Above all, this was a massive missed opportunity to end austerity. The Chancellor has failed to ease the punitive cuts that are hitting so many Scottish families. Instead he has continued the damaging austerity that is hitting the budgets for public services, hammering family finances and failing to revive the economy.

The one thing I can welcome the UK Government’s commitment to working with us to deliver ambitious City Region Deals for Stirling and Clackmannanshire and the Tay Cities. The Scottish Government has been consistent in its support for deals for these areas for a considerable amount of time and I am delighted that the Chancellor has finally confirmed he will join us in discussions. This represent an opportunity to unlock investment in these regions, boost economic growth and invest in infrastructure.

We have already committed to £760 million over the next 10 to 20 years for City Deals in Glasgow, Aberdeen and Inverness with communities in these areas benefitting from housing, digital and infrastructure projects. This investment will also benefit Scotland as a whole, as it’s creating thousands of jobs and up-skilling local labour markets. We are also progressing discussions with Edinburgh and South East Scotland and Ayrshire.
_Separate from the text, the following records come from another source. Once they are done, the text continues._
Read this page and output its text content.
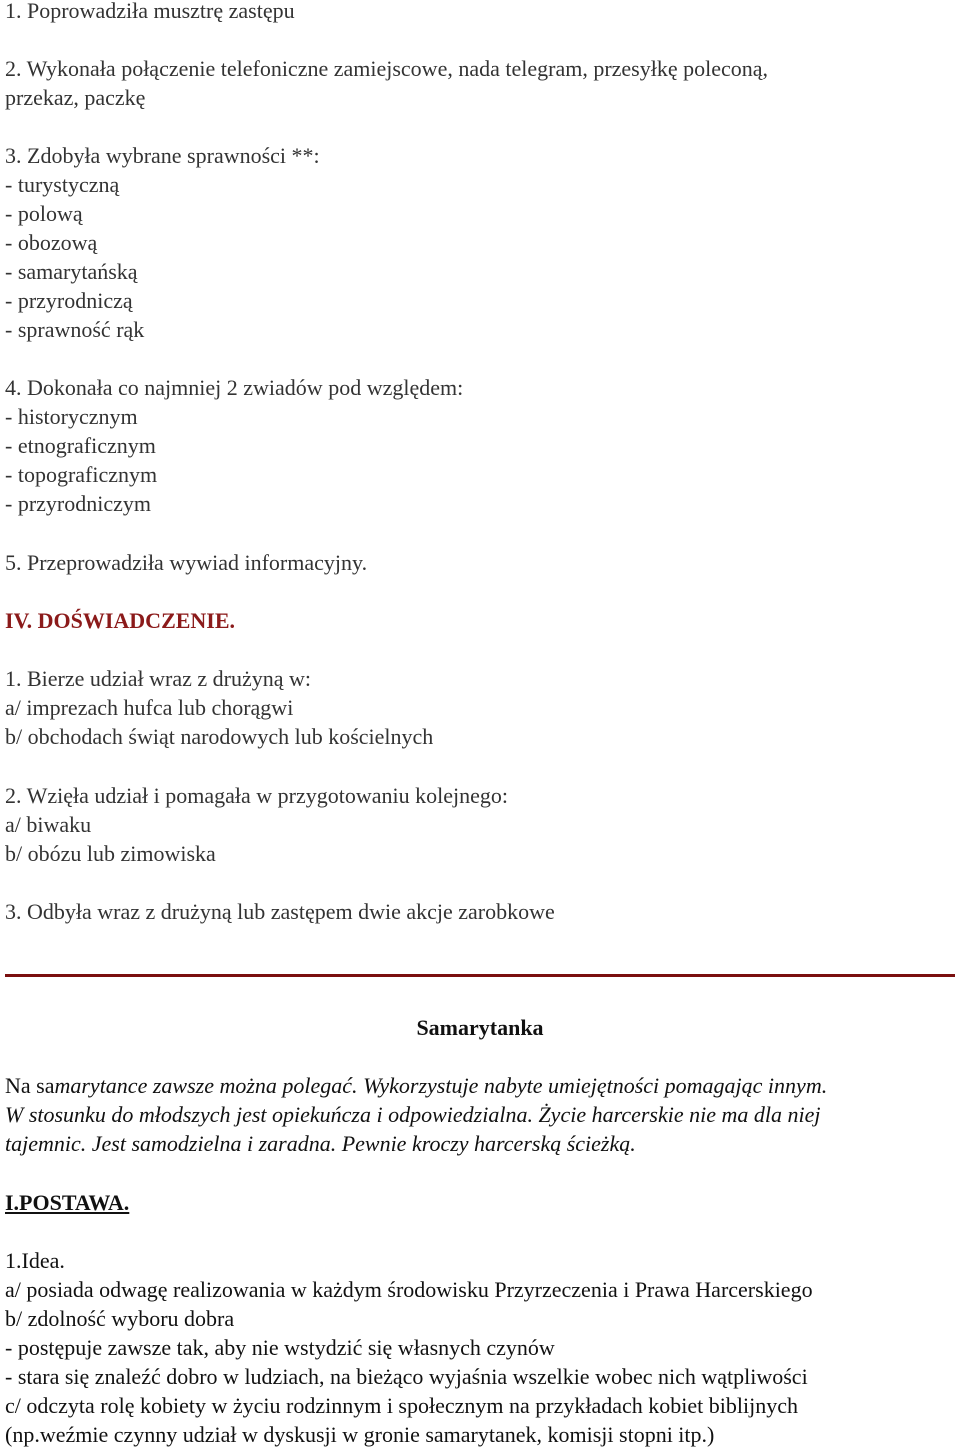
1. Poprowadziła musztrę zastępu
2. Wykonała połączenie telefoniczne zamiejscowe, nada telegram, przesyłkę poleconą,
przekaz, paczkę
3. Zdobyła wybrane sprawności **:
- turystyczną
- polową
- obozową
- samarytańską
- przyrodniczą
- sprawność rąk
4. Dokonała co najmniej 2 zwiadów pod względem:
- historycznym
- etnograficznym
- topograficznym
- przyrodniczym
5. Przeprowadziła wywiad informacyjny.
IV. DOŚWIADCZENIE.
1. Bierze udział wraz z drużyną w:
a/ imprezach hufca lub chorągwi
b/ obchodach świąt narodowych lub kościelnych
2. Wzięła udział i pomagała w przygotowaniu kolejnego:
a/ biwaku
b/ obózu lub zimowiska
3. Odbyła wraz z drużyną lub zastępem dwie akcje zarobkowe
Samarytanka
Na samarytance zawsze można polegać. Wykorzystuje nabyte umiejętności pomagając innym.
W stosunku do młodszych jest opiekuńcza i odpowiedzialna. Życie harcerskie nie ma dla niej
tajemnic. Jest samodzielna i zaradna. Pewnie kroczy harcerską ścieżką.
I.POSTAWA.
1.Idea.
a/ posiada odwagę realizowania w każdym środowisku Przyrzeczenia i Prawa Harcerskiego
b/ zdolność wyboru dobra
- postępuje zawsze tak, aby nie wstydzić się własnych czynów
- stara się znaleźć dobro w ludziach, na bieżąco wyjaśnia wszelkie wobec nich wątpliwości
c/ odczyta rolę kobiety w życiu rodzinnym i społecznym na przykładach kobiet biblijnych
(np.weźmie czynny udział w dyskusji w gronie samarytanek, komisji stopni itp.)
These deals represent an opportunity to unlock investment in their regions, boost economic growth and invest in infrastructure.

Today’s Autumn Statement is effectively tinkering around the edges and, while I welcome the focus on capital expenditure, there is still not enough to help hard pressed families.

I will publish the Scottish Draft Budget next month that will support our economy, tackle inequality and provide high quality public services for all – underlining the very different approaches our two governments take.